DIANTARA KEAJAIBAN SEDEKAH


Rasulullah shalallahu alaihi wasallam berkisah, sebagaimana yang diriwayatkan dari Abu Hurairah-radhiyallahu ‘anhu- :

بَيْنَا رَجُلٌ بِفَلَاةٍ مِنَ الْأَرْضِ، فَسَمِعَ صَوْتًا فِي سَحَابَةٍ: اسْقِ حَدِيقَةَ فُلَانٍ، فَتَنَحَّى ذَلِكَ السَّحَابُ، فَأَفْرَغَ مَاءَهُ فِي حَرَّةٍ، فَإِذَا شَرْجَةٌ مِنْ تِلْكَ الشِّرَاجِ قَدِ اسْتَوْعَبَتْ ذَلِكَ الْمَاءَ كُلَّهُ، فَتَتَبَّعَ الْمَاءَ، فَإِذَا رَجُلٌ قَائِمٌ فِي حَدِيقَتِهِ يُحَوِّلُ الْمَاءَ بِمِسْحَاتِهِ، فَقَالَ لَهُ: يَا عَبْدَ اللهِ مَا اسْمُكَ؟ قَالَ: فُلَانٌ - لِلِاسْمِ الَّذِي سَمِعَ فِي السَّحَابَةِ - فَقَالَ لَهُ: يَا عَبْدَ اللهِ لِمَ تَسْأَلُنِي عَنِ اسْمِي؟ فَقَالَ: إِنِّي سَمِعْتُ صَوْتًا فِي السَّحَابِ الَّذِي هَذَا مَاؤُهُ يَقُولُ: اسْقِ حَدِيقَةَ فُلَانٍ، لِاسْمِكَ، فَمَا تَصْنَعُ فِيهَا؟ قَالَ: أَمَّا إِذْ قُلْتَ هَذَا، فَإِنِّي أَنْظُرُ إِلَى مَا يَخْرُجُ مِنْهَا، فَأَتَصَدَّقُ بِثُلُثِهِ، وَآكُلُ أَنَا وَعِيَالِي ثُلُثًا، وَأَرُدُّ فِيهَا ثُلُثَهُ

”Ketika seorang berada di sebuah padang sahara di bumi, ia mendengar suara di awan yang mengatakan,” Airilah kebunnya Fulan!”. Awanpun bergerak dan menumpahkan airnya di sebuah tempat yang membuat semua irigasi penuh karena menampung semua air yang turun. Ia mengikuti arah air mengalir dan mendapatkan seorang laki-laki yang berdiri di sebuah kebun yang mengalirkan air dengan cangkulnya. Ia berkata kepadanya,”Wahai Abdullah!, siapa namamu?”. Ia menjawab,”Fulan”. Ia menyebutkan nama sesuai dengan yang dia dengarkan dari arah awan sebelumnya. Ia berkata kepadanya,” Wahai Abdullah ! kenapa saya tanya namamu?, Karena saya mendengar suara di awan yang air ini merupakan airnya berkata,” Siramilah kebun Fulan dengan menyebut namamu, apa yang anda lakukan di kebunmu?”. Ia menjawab,” Karena anda telah mengatakan ini, maka saya melihat apa yang terhasil akan darinya. Saya bersedekah dengan sepertiganya, saya menafkahi keluarga darinya sepertiganya dan sepertiga sisanya saya gunakan untuk modal biaya kebun”. (HR.Muslim no. 2984).

PELAJARAN DARI HADITS :

[1] Keutamaan shadaqah kepada orang-orang yang berhajat.

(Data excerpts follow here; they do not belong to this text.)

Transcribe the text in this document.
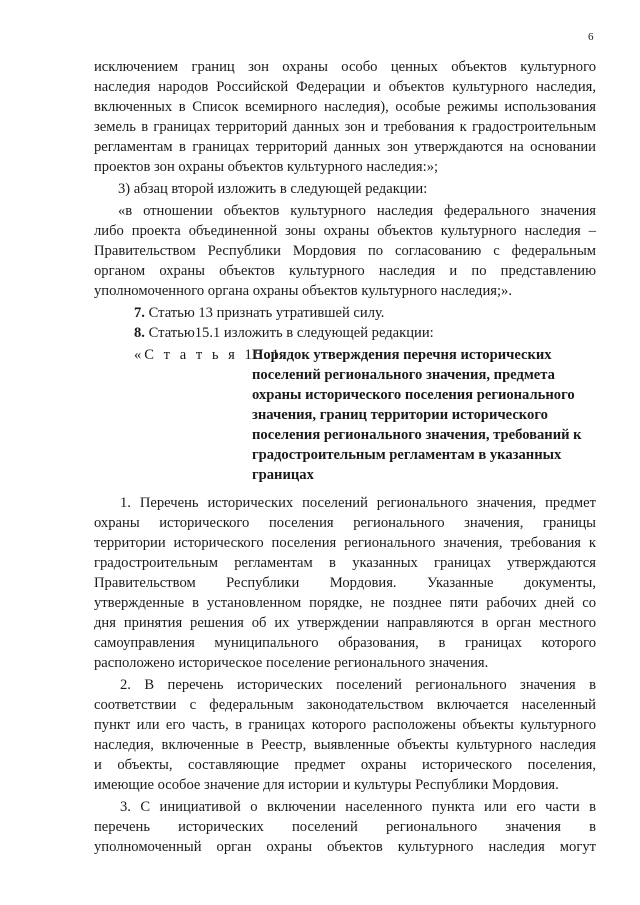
6
исключением границ зон охраны особо ценных объектов культурного
наследия народов Российской Федерации и объектов культурного наследия,
включенных в Список всемирного наследия), особые режимы использования
земель в границах территорий данных зон и требования к градостроительным
регламентам в границах территорий данных зон утверждаются на основании
проектов зон охраны объектов культурного наследия:»;
3) абзац второй изложить в следующей редакции:
«в отношении объектов культурного наследия федерального значения
либо проекта объединенной зоны охраны объектов культурного наследия –
Правительством Республики Мордовия по согласованию с федеральным
органом охраны объектов культурного наследия и по представлению
уполномоченного органа охраны объектов культурного наследия;».
7. Статью 13 признать утратившей силу.
8. Статью15.1 изложить в следующей редакции:
«С т а т ь я 15.1.
Порядок утверждения перечня исторических
поселений регионального значения, предмета
охраны исторического поселения регионального
значения, границ территории исторического
поселения регионального значения, требований к
градостроительным регламентам в указанных
границах
1. Перечень исторических поселений регионального значения, предмет
охраны исторического поселения регионального значения, границы
территории исторического поселения регионального значения, требования к
градостроительным регламентам в указанных границах утверждаются
Правительством Республики Мордовия. Указанные документы,
утвержденные в установленном порядке, не позднее пяти рабочих дней со
дня принятия решения об их утверждении направляются в орган местного
самоуправления муниципального образования, в границах которого
расположено историческое поселение регионального значения.
2. В перечень исторических поселений регионального значения в
соответствии с федеральным законодательством включается населенный
пункт или его часть, в границах которого расположены объекты культурного
наследия, включенные в Реестр, выявленные объекты культурного наследия
и объекты, составляющие предмет охраны исторического поселения,
имеющие особое значение для истории и культуры Республики Мордовия.
3. С инициативой о включении населенного пункта или его части в
перечень исторических поселений регионального значения в
уполномоченный орган охраны объектов культурного наследия могут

Orang yang suka meringankan beban sudaranya maka Allah Ta’ala senantiasa akan menolongnya dan memenuhi hajat kebutuhannya.

Rasûlullâh Shallallahu ‘alaihi wa sallam bersabda :

اَلْـمُسْلِمُ أَخُوْ الْـمُسْلِمِ ، لَا يَظْلِمُهُ وَلَا يُسْلِمُهُ ، وَمَنْ كَانَ فِـيْ حَاجَةِ أَخِيْهِ ، كَانَ اللهُ فِيْ حَاجَتِهِ ، وَمَنْ فَرَّجَ عَنْ مُسْلِمٍ ، فَرَّجَ اللهُ عَنْهُ كُرْبَةً مِنْ كُرَبِ يَوْمِ الْقِيَامَةِ ، وَمَنْ سَتَرَ مُسْلِمًـا ، سَتَرَهُ اللهُ يَوْمَ الْقِيَامَةِ.

Seorang Muslim adalah saudara orang Muslim lainnya. Ia tidak boleh menzhaliminya dan tidak boleh membiarkannya diganggu orang lain (bahkan ia wajib menolong dan membelanya). Barangsiapa membantu kebutuhan saudaranya, maka Allah Ta'ala senantiasa akan menolongnya. Barangsiapa melapangkan kesulitan orang Muslim, maka Allâh akan melapangkan baginya dari salah satu kesempitan di hari Kiamat dan barangsiapa menutupi (aib) orang Muslim, maka Allâh menutupi (aib)nya pada hari Kiamat (HR Bukhari, Muslim dan yang lainnya)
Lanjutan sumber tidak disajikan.